Madame Laure CHASSAGNE, Présidente, assistée de Monsieur Frédéric KAMOWSKI et Monsieur Sylvain DELFOSSE, assesseurs, et de Madame Christelle AMICE, Greffier.
Lors du délibéré :
Présidente : Laure CHASSAGNE, Vice-présidente
Assesseur : Frédéric KAMOWSKI, Assesseur salarié
Assesseur : Sylvain DELFOSSE, Assesseur employeur
JUGEMENT
Prononcé publiquement, par mise à disposition au greffe, par jugement contradictoire et en premier ressort, par Laure CHASSAGNE, Vice-présidente, assistée de Christelle AMICE, Greffier.
Tribunal judiciaire de Bobigny
Service du contentieux social
Affaire : N° RG 25/00726 – N° Portalis DB3S-W-B7J-26S3
Jugement du 08 AVRIL 2026
FAITS ET PROCÉDURE
Par décision du 22 octobre 2024, la caisse primaire d’assurance maladie (CPAM) de Seine [Localité 5] a fixé la guérison de M. [W] [T] au 14 octobre 2024 suite à son accident du travail du 5 mars 2024.
Par courrier du 28 octobre 2024, M. [T] a saisi la commission médicale de recours amiable en contestation de cette décision.
La commission de médicale de recours amiable n’a pas rendu de décision.

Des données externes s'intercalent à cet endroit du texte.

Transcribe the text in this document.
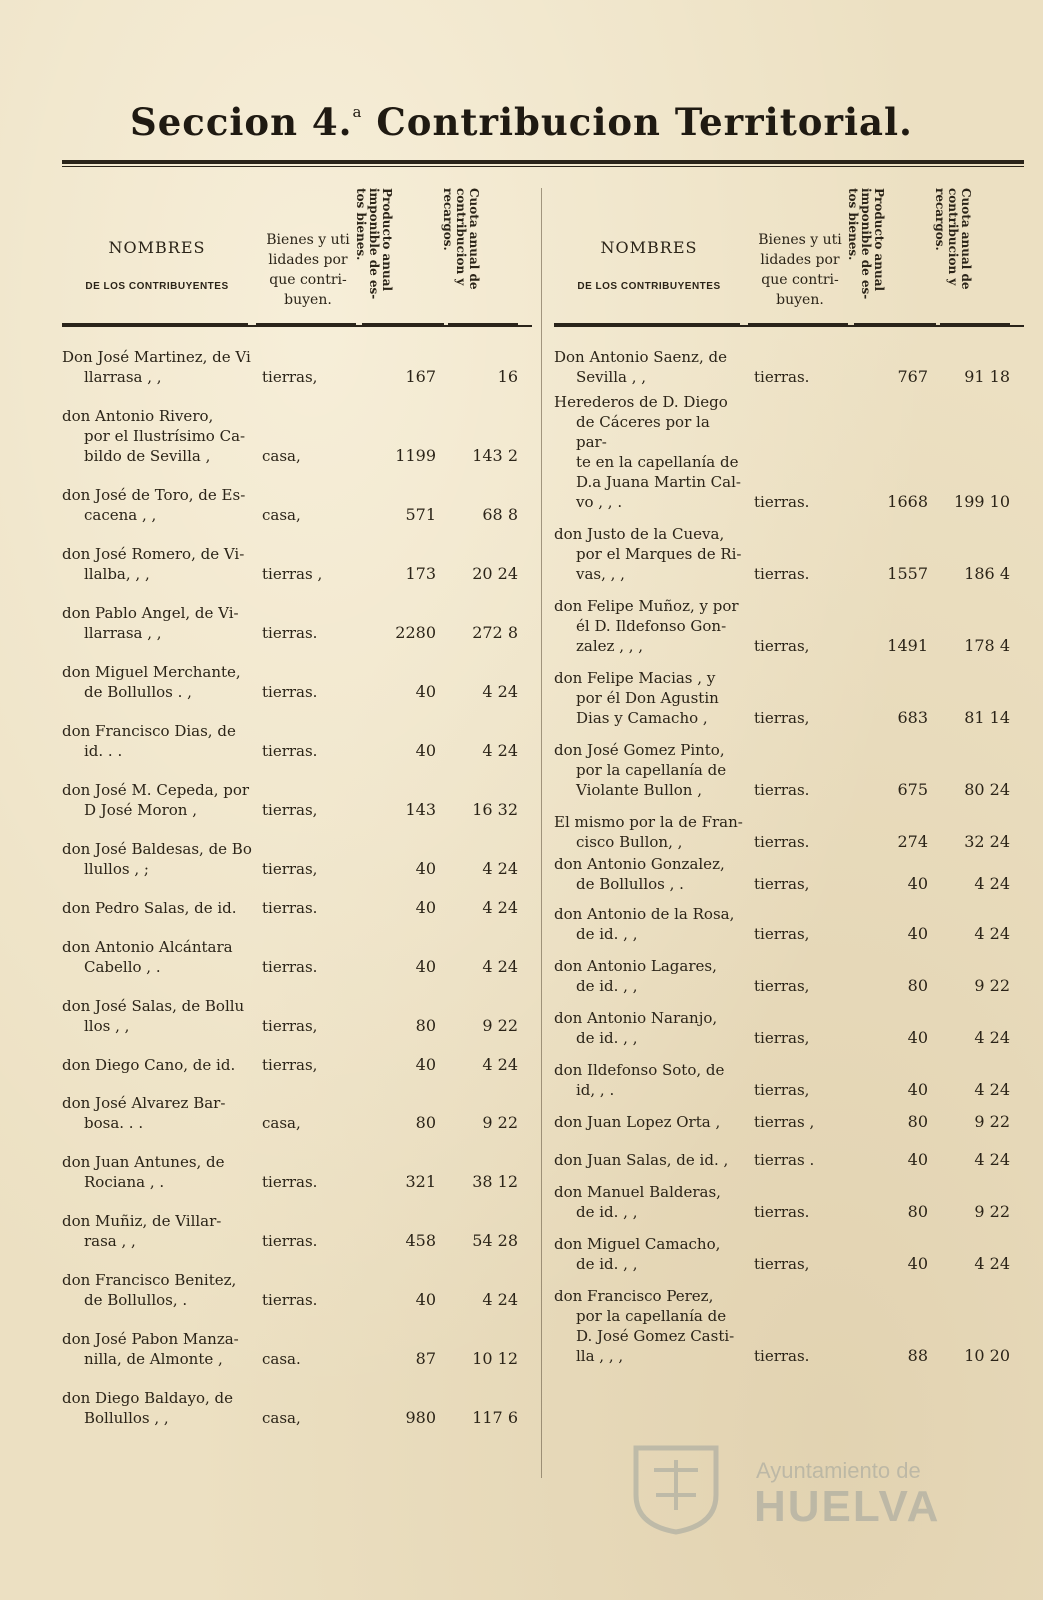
Seccion 4.$^a$ Contribucion Territorial.
NOMBRES
DE LOS CONTRIBUYENTES
Bienes y uti lidades por que contri- buyen.
Producto anual imponible de es- tos bienes.	Cuota anual de contribucion y recargos.
Don José Martinez, de Vi
llarrasa , ,	tierras,	167	16
don Antonio Rivero,
por el Ilustrísimo Ca-
bildo de Sevilla ,	casa,	1199	143 2
don José de Toro, de Es-
cacena , ,	casa,	571	68 8
don José Romero, de Vi-
llalba, , ,	tierras ,	173	20 24
don Pablo Angel, de Vi-
llarrasa , ,	tierras.	2280	272 8
don Miguel Merchante,
de Bollullos . ,	tierras.	40	4 24
don Francisco Dias, de
id. . .	tierras.	40	4 24
don José M. Cepeda, por
D José Moron ,	tierras,	143	16 32
don José Baldesas, de Bo
llullos , ;	tierras,	40	4 24
don Pedro Salas, de id.	tierras.	40	4 24
don Antonio Alcántara
Cabello , .	tierras.	40	4 24
don José Salas, de Bollu
llos , ,	tierras,	80	9 22
don Diego Cano, de id.	tierras,	40	4 24
don José Alvarez Bar-
bosa. . .	casa,	80	9 22
don Juan Antunes, de
Rociana , .	tierras.	321	38 12
don Muñiz, de Villar-
rasa , ,	tierras.	458	54 28
don Francisco Benitez,
de Bollullos, .	tierras.	40	4 24
don José Pabon Manza-
nilla, de Almonte ,	casa.	87	10 12
don Diego Baldayo, de
Bollullos , ,	casa,	980	117 6
NOMBRES
DE LOS CONTRIBUYENTES
Bienes y uti lidades por que contri- buyen.
Producto anual imponible de es- tos bienes.	Cuota anual de contribucion y recargos.
Don Antonio Saenz, de
Sevilla , ,	tierras.	767	91 18
Herederos de D. Diego
de Cáceres por la par-
te en la capellanía de
D.a Juana Martin Cal-
vo , , .	tierras.	1668	199 10
don Justo de la Cueva,
por el Marques de Ri-
vas, , ,	tierras.	1557	186 4
don Felipe Muñoz, y por
él D. Ildefonso Gon-
zalez , , ,	tierras,	1491	178 4
don Felipe Macias , y
por él Don Agustin
Dias y Camacho ,	tierras,	683	81 14
don José Gomez Pinto,
por la capellanía de
Violante Bullon ,	tierras.	675	80 24
El mismo por la de Fran-
cisco Bullon, ,	tierras.	274	32 24
don Antonio Gonzalez,
de Bollullos , .	tierras,	40	4 24
don Antonio de la Rosa,
de id. , ,	tierras,	40	4 24
don Antonio Lagares,
de id. , ,	tierras,	80	9 22
don Antonio Naranjo,
de id. , ,	tierras,	40	4 24
don Ildefonso Soto, de
id, , .	tierras,	40	4 24
don Juan Lopez Orta ,	tierras ,	80	9 22
don Juan Salas, de id. ,	tierras .	40	4 24
don Manuel Balderas,
de id. , ,	tierras.	80	9 22
don Miguel Camacho,
de id. , ,	tierras,	40	4 24
don Francisco Perez,
por la capellanía de
D. José Gomez Casti-
lla , , ,	tierras.	88	10 20
Ayuntamiento de
HUELVA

C’est dans ces conditions que par requête reçue le 18 mars 2025 au greffe, M. [T] a saisi le service du contentieux social du tribunal judiciaire de Bobigny aux fins de contester la décision de guérison.
A défaut de conciliation possible, l’affaire a été appelée et retenue à l’audience du 19 février 2026, date à laquelle les parties, présentes ou représentées, ont été entendues en leurs observations.
Par observations orales à l’audience, M. [T], demande au tribunal de :
— Annuler la décision de guérison,
— ordonner une expertise judiciaire,
— Fixer la consolidation de son état du 19 février 2026.
Il expose avoir encore des séquelles, souffrir de douleurs neurologiques. Il indique qu’il n’a pas été examiné avant la décision de guérison.
La CPAM de Seine-Saint-Denis, par courriel du 19 février 2026, sollicite une dispense de comparution et demande au tribunal de confirmer la décision de guérison en date du 14 octobre 2024.
L’affaire ont été mise en délibéré au 8 avril 2026.
MOTIFS DE LA DÉCISION
Sur la contestation de la date de guérison le 14 octobre 2024
Selon l’article L. 442-6 du code de la sécurité sociale, la caisse primaire fixe la date de la guérison ou de la consolidation de la blessure d’après l’avis du médecin traitant ou, en cas de désaccord, d’après l’avis émis par l’expert.
En application des dispositions de l’article R. 442-4 du même code, la décision de la caisse primaire fixant la date de la guérison ou de la consolidation de la blessure est notifiée à la victime.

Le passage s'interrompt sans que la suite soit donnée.